Bugün, mazisi eşsiz kahramanlık, zafer, şan ve şerefle dolu aziz milletimizin, muazzez vatan toprağı uğruna verdiği zorlu Kurtuluş Savaşı mücadelesini başarıyla neticelendirerek Anadolu’yu ebedi yurdumuz olarak bir kez daha tescillediği ve Cumhuriyet’imizin kuruluşunu müjdelediği büyük zaferimizin 100’ncü yıl dönümünü kutlamanın onur ve gururunu yaşıyoruz.
Kurtuluş Savaşı’nın ilk dönemlerinde, zor şartlar ve her türlü imkânsızlıklar içerisinde tutuşturulan bağımsızlık meş’alesi, Gazi Mustafa Kemal Atatürk ve silah arkadaşlarının öncülüğünde kahraman milletimizin azim ve karlılığı ile 30 Ağustos Başkomutanlık Meydan Muharebesi neticesinde zaferle taçlanmıştır.30 Ağustos 1922 tarihi aziz milletimizin hiçbir zillet ve esareti kabul etmeyeceği, bağımsızlığını ve hür yaşama iradesini sonu ne olursa olsun hiçbir surette terk etmeyeceğini tüm cihana güçlü bir şekilde haykırdığı günün adıdır.
Bundan 100 yıl önce olduğu gibi bugün de tüm milletimiz, kendisini, birliğini, bütünlüğünü, kalkınmasını, huzuru ve güvenliğini hedef alan bedbahtları, engin feraseti ve sarsılmaz cesaret ve kararlı duruşuyla, gerektiğinde canını ortaya koyarak bertaraf etmeye devam etmektedir.
Milletimizin, gelişmesini ve kalkınmasını, birlik beraberlik ve kardeşliğini hedef alan iç ve dış mihraklar, binlerce yıllık güçlü devlet geleneğimiz ve medeniyet tasavvurumuz, güçlü toplum ve ordumuz ve yine milletimizin karakterin de mündemiç olan milli, manevi değerler ve üstün hasletler karşısında hiç şüphesiz ki başarılı olamayacak ve asil milletimiz güçlü adımlarla büyük hedeflerine doğru emin adımlarla yürümeye devam edecektir.

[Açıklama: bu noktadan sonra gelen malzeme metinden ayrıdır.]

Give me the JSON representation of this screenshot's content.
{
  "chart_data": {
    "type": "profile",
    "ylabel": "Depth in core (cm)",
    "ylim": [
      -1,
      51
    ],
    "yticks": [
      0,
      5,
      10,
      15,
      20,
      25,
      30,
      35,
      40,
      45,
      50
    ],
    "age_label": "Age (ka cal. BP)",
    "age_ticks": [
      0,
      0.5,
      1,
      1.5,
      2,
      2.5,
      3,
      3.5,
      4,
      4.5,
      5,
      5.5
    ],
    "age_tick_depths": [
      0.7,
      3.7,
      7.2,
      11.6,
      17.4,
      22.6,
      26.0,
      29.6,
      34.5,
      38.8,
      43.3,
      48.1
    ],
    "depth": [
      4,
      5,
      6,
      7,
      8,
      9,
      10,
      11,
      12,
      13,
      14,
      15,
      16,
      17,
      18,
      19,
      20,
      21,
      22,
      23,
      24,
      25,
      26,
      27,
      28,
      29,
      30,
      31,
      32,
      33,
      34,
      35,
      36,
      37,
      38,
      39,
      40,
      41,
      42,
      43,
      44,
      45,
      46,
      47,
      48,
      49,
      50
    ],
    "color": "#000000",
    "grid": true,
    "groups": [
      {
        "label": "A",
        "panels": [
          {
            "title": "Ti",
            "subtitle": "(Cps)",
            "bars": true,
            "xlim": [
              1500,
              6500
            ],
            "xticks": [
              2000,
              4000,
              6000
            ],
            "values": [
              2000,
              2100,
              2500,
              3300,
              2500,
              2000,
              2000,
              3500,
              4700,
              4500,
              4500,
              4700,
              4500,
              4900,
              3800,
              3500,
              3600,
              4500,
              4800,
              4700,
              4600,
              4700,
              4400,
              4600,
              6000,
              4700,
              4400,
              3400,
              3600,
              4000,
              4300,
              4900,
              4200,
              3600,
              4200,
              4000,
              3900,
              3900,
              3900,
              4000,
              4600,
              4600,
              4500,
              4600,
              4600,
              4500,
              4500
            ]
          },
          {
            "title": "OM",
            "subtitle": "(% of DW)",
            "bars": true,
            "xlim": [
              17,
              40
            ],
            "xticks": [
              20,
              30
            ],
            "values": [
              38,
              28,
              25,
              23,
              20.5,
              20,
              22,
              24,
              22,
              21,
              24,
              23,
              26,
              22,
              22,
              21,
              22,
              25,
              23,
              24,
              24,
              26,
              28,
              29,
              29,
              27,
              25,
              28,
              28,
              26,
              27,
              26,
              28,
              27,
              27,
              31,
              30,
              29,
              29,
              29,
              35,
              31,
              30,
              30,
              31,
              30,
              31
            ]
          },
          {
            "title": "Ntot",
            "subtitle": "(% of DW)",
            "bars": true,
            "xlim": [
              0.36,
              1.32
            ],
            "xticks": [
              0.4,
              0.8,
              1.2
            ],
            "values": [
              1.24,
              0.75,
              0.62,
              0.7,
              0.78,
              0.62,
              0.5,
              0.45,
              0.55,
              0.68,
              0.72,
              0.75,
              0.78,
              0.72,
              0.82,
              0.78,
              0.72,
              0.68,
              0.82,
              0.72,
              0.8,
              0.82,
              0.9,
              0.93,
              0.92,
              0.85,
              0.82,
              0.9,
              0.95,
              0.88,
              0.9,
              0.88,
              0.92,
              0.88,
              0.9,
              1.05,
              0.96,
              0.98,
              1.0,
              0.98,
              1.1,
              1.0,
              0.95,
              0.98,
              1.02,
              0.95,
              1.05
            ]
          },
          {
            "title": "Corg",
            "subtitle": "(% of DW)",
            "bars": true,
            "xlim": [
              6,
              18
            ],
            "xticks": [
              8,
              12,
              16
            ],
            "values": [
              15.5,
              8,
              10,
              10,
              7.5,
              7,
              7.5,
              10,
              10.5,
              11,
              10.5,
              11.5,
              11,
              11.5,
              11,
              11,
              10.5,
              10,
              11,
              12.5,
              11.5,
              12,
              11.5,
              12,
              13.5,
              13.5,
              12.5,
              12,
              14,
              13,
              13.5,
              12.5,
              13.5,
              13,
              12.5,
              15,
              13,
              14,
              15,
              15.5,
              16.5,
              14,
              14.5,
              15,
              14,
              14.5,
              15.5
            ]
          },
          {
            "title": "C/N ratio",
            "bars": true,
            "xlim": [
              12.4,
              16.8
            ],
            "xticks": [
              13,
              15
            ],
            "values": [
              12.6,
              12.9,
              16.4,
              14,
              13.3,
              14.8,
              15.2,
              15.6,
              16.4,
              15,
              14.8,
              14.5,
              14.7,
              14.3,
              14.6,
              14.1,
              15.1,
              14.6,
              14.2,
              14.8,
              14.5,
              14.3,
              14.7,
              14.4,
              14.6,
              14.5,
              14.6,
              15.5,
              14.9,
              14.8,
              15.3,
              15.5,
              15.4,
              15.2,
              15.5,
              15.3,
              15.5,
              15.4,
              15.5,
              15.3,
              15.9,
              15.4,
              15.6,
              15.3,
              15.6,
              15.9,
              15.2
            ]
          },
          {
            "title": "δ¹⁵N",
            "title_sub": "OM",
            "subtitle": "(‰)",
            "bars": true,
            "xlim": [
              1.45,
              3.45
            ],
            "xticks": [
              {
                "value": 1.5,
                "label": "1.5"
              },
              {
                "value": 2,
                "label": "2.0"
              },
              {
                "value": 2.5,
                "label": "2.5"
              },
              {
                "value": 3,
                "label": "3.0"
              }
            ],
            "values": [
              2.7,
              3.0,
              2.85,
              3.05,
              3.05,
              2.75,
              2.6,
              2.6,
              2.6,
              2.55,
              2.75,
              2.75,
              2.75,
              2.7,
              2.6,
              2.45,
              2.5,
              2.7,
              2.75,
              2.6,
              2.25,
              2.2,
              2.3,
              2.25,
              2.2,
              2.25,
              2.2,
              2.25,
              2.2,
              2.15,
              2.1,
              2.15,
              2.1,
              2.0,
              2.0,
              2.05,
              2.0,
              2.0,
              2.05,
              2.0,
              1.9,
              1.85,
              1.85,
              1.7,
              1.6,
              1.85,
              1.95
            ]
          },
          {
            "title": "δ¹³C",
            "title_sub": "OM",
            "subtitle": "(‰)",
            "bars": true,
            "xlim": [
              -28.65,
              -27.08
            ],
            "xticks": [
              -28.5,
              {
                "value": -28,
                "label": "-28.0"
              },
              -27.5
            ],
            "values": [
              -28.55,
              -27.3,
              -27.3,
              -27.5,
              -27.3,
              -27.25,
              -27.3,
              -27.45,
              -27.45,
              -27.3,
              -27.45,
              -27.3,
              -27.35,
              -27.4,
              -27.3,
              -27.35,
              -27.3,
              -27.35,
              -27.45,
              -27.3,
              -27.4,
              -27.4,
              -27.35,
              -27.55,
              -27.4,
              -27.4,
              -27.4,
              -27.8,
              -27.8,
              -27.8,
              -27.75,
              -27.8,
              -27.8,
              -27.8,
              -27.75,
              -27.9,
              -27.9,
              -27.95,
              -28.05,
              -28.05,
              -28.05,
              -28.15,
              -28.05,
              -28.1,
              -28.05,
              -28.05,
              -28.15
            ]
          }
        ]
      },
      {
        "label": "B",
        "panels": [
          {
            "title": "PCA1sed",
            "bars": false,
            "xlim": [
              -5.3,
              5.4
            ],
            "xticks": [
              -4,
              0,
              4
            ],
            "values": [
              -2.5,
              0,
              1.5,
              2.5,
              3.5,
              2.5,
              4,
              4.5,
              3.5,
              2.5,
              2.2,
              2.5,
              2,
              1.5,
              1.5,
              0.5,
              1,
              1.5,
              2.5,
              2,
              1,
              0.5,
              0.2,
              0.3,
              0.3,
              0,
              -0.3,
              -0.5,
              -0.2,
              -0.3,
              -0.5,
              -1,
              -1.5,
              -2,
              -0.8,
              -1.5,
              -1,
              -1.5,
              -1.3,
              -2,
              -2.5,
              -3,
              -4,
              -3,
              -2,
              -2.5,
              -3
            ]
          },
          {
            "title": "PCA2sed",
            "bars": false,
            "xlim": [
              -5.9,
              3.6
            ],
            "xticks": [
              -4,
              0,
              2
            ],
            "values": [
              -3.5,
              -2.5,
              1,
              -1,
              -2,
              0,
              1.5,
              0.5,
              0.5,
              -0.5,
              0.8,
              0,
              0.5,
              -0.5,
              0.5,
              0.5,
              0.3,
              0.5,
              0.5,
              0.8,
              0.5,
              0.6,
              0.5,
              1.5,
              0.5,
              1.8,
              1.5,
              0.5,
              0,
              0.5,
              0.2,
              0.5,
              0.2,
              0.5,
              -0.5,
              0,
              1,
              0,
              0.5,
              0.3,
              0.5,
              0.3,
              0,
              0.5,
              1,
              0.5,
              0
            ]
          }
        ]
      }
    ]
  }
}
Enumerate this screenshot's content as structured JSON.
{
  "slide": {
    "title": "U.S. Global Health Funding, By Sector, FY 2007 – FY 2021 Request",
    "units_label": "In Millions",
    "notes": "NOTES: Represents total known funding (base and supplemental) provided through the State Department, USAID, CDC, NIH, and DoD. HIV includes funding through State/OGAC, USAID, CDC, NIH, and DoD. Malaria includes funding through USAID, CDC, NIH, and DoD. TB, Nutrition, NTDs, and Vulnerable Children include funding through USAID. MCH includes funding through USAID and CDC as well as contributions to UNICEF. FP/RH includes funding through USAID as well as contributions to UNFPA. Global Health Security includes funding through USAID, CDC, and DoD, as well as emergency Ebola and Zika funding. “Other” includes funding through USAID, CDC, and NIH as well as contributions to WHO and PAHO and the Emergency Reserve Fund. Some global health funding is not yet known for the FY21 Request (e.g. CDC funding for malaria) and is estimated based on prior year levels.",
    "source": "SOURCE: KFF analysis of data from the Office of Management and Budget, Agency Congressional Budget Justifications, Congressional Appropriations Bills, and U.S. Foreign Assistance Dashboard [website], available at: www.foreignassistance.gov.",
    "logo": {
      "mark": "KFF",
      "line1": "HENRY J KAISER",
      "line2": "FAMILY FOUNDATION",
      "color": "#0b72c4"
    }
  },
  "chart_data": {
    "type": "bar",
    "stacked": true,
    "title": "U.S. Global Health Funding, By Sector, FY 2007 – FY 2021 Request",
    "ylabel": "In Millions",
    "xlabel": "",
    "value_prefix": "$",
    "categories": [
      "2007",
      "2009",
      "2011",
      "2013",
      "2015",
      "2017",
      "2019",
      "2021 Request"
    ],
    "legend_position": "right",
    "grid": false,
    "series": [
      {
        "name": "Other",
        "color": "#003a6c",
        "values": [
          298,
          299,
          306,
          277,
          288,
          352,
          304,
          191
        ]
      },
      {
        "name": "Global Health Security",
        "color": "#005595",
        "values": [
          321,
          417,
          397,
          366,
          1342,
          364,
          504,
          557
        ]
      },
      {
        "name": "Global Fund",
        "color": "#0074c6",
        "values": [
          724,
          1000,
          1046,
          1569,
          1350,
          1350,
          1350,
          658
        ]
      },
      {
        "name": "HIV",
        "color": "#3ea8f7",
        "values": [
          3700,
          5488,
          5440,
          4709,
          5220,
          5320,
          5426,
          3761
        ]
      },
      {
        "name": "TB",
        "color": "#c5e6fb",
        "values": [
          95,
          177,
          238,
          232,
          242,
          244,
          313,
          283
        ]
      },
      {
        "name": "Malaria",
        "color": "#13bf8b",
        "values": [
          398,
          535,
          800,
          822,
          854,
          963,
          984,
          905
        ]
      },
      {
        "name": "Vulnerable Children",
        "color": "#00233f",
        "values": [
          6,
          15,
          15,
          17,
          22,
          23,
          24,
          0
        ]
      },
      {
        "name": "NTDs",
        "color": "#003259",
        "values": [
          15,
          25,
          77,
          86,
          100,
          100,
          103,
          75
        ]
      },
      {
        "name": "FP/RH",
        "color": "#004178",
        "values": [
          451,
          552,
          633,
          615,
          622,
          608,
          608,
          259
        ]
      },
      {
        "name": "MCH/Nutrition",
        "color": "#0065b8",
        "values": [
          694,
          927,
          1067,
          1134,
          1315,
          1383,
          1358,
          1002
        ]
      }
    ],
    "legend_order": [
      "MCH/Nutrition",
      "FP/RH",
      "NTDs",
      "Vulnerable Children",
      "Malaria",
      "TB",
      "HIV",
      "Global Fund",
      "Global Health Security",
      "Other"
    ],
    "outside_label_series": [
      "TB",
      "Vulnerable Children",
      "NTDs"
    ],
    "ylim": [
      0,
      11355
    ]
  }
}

Bu duygular içerisinde; başta Gazi Mustafa Kemal Atatürk ve silah arkadaşları olmak üzere vatanımız uğruna canını feda etmiş tüm şehitlerimizi rahmetle anıyor, gazilerimizi minnetle yâd ediyor, şehit aileleri ve yakınlarına sabır ve metanet dileklerimizle 30 Ağustos Zafer Bayramı’mızı kutluyorum.”